Hoje nós até temos políticas pontuais que são exemplares, mesmo na esfera federal, se você pensar um programa como o Juventude Viva. Ele, no seu desenho, é um programa meritório, é um programa bonito, que pensa o tema da redução de homicídios a partir de umas perspectiva interessante. Mas ele não tem escala, não tem recurso, não tem priorização. É isso o que queremos: que isso vire o objetivo nº 1. O nosso objetivo nº 1 não é controlar a inflação, é reduzir a morte dos nossos jovens, acho que essa é a prioridade. É isso que deveria estar todos os dias na primeira página de todos os jornais. De novo, você pensa um avião caindo a cada dois dias. Você imagina se cai um avião a cada dois dias e não é notícia? E é isso o que está acontecendo: cai um avião a cada dois dias lotado de adolescentes e jovens, de 15 a 29 anos, e isso está acontecendo hoje, nesse momento em que estamos conversando. Por isso que eu não consigo ver outra prioridade pro Brasil que não seja a redução dessa tragédia social.

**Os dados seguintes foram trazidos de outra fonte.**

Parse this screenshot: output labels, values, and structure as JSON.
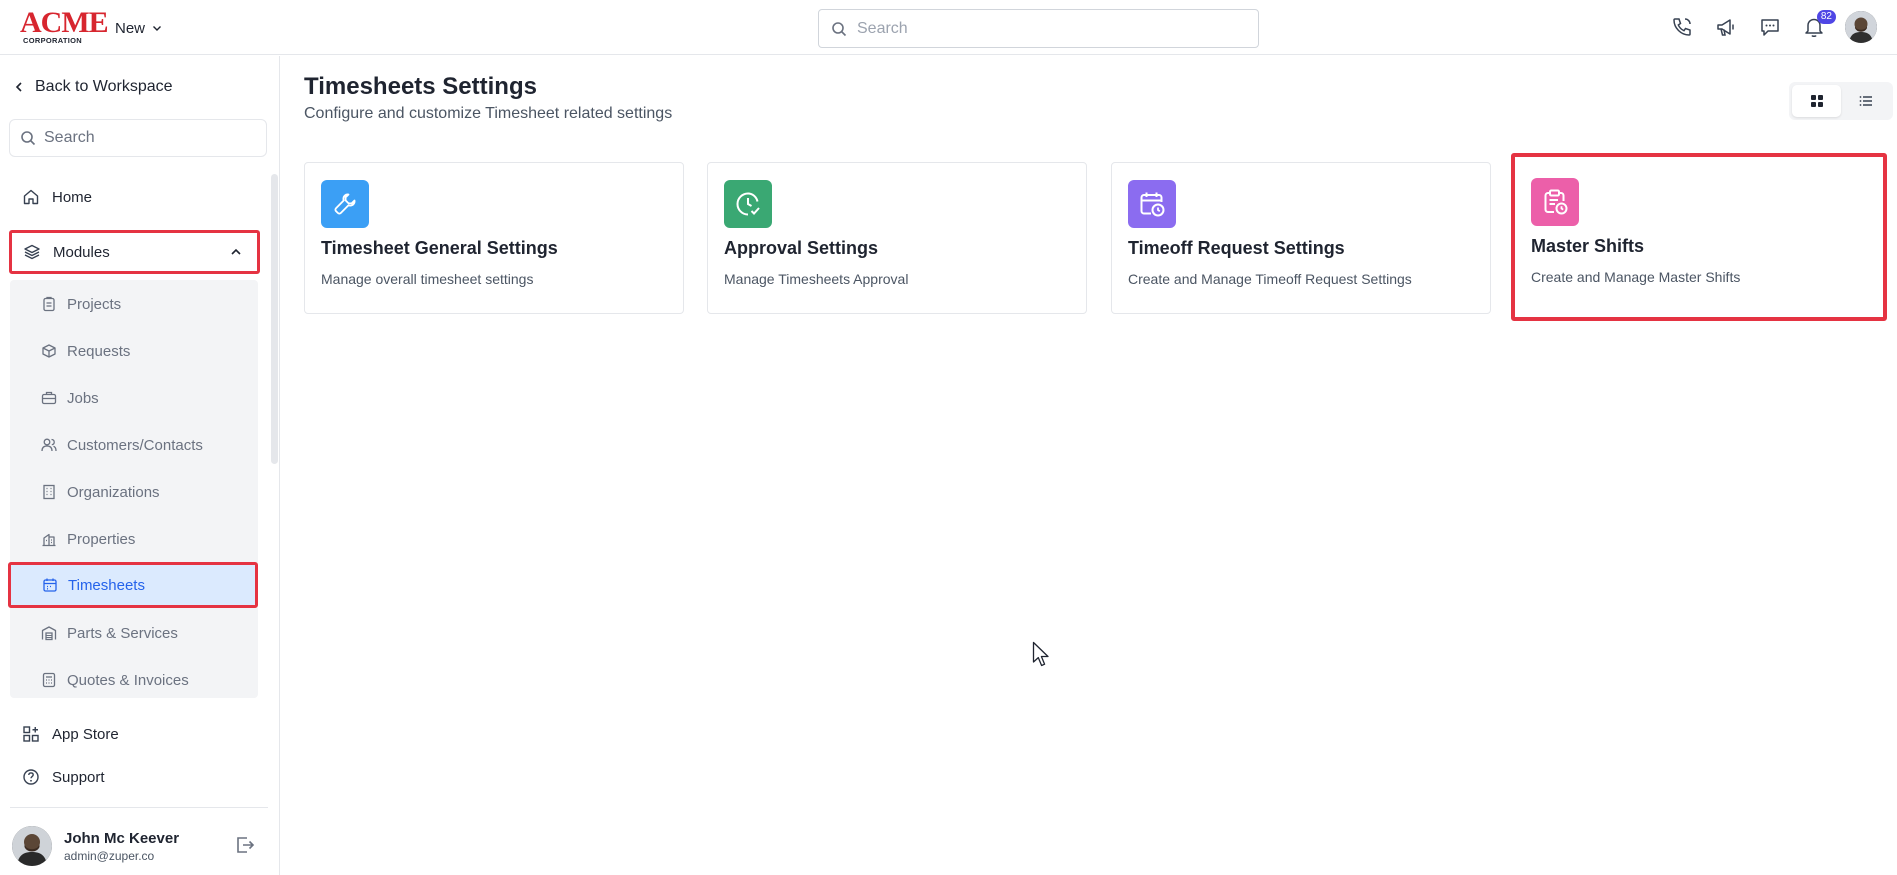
{
  "topbar": {
    "logo_big": "ACME",
    "logo_small": "CORPORATION",
    "new_label": "New",
    "search_placeholder": "Search",
    "notification_count": "82"
  },
  "sidebar": {
    "back_label": "Back to Workspace",
    "search_placeholder": "Search",
    "home_label": "Home",
    "modules_label": "Modules",
    "modules": [
      {
        "label": "Projects",
        "icon": "clipboard-icon"
      },
      {
        "label": "Requests",
        "icon": "box-icon"
      },
      {
        "label": "Jobs",
        "icon": "briefcase-icon"
      },
      {
        "label": "Customers/Contacts",
        "icon": "users-icon"
      },
      {
        "label": "Organizations",
        "icon": "building-icon"
      },
      {
        "label": "Properties",
        "icon": "property-icon"
      },
      {
        "label": "Timesheets",
        "icon": "calendar-icon",
        "active": true
      },
      {
        "label": "Parts & Services",
        "icon": "warehouse-icon"
      },
      {
        "label": "Quotes & Invoices",
        "icon": "invoice-icon"
      }
    ],
    "app_store_label": "App Store",
    "support_label": "Support",
    "user": {
      "name": "John Mc Keever",
      "email": "admin@zuper.co"
    }
  },
  "main": {
    "title": "Timesheets Settings",
    "subtitle": "Configure and customize Timesheet related settings",
    "cards": [
      {
        "title": "Timesheet General Settings",
        "desc": "Manage overall timesheet settings",
        "icon": "wrench-icon",
        "color": "#3b9ff5"
      },
      {
        "title": "Approval Settings",
        "desc": "Manage Timesheets Approval",
        "icon": "clock-check-icon",
        "color": "#3aa873"
      },
      {
        "title": "Timeoff Request Settings",
        "desc": "Create and Manage Timeoff Request Settings",
        "icon": "calendar-clock-icon",
        "color": "#8b6cf0"
      },
      {
        "title": "Master Shifts",
        "desc": "Create and Manage Master Shifts",
        "icon": "clipboard-clock-icon",
        "color": "#ec5fa9"
      }
    ]
  },
  "colors": {
    "highlight": "#e53342",
    "accent": "#2563eb",
    "active_bg": "#dbeafe"
  }
}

Você acredita que há espaço político para pressionar o Governo e o Congresso?
Acredito que o Brasil viva um momento muito instigante do ponto de vista da vitalidade cívica. As pessoas estão buscando alternativas, estão buscando outros espaços de participação, estão questionando as instituições, todas elas. Os partidos políticos, as ONGs, os movimentos organizados. Há uma fome por novas formas de intervenção. É uma oportunidade para enfrentarmos esses temas que foram silenciados. Eu sou um otimista, acredito muito no ser humano, na capacidade de nos indignar, de criar apatia, de sentir, de desenvolver um sentimento de solidariedade com o outro. É isso que estamos precisando: sair da nossa inércia, acordar de um estado de anestesia, para qual nós fomos de certa forma levados, e dizer que não em nosso nome. Isso não é possível de continuar.
O Projeto de Lei 4471/12, de autoria do deputado Paulo Teixeira (PT-SP), prevê a instauração de inquérito em todos os casos de mortes cometidas por policias, o que acabaria com os autos de resistência. O senhor acredita que se aprovado, esse PL ajudaria a reduzir o número de jovens assassinados no Brasil?
Sim, a Anistia Internacional se posiciona a favor deste PL. Os chamados “auto de resistência” funcionam quase como uma carta branca para matar, já que parte do pressuposto de que a morte foi resultado de um confronto. Sabemos que isso não corresponde à realidade. As taxas de homicídios da polícia no Brasil estão entre as mais elevadas do mundo. Isto é resultado de uma força policial militarizada, que vê os jovens, em especial os negros, como potenciais inimigos numa política de “guerra às drogas” que vem sendo questionada e abandonada em várias partes do mundo. A polícia brasileira mata muito, amparada por procedimentos legais que perpetuam a impunidade e a falta de controle externo e responsabilização. Cabe dizer que policiais – em serviço e fora dele – também são vítimas frequentes da violência letal. E isso também faz parte desse quadro trágico.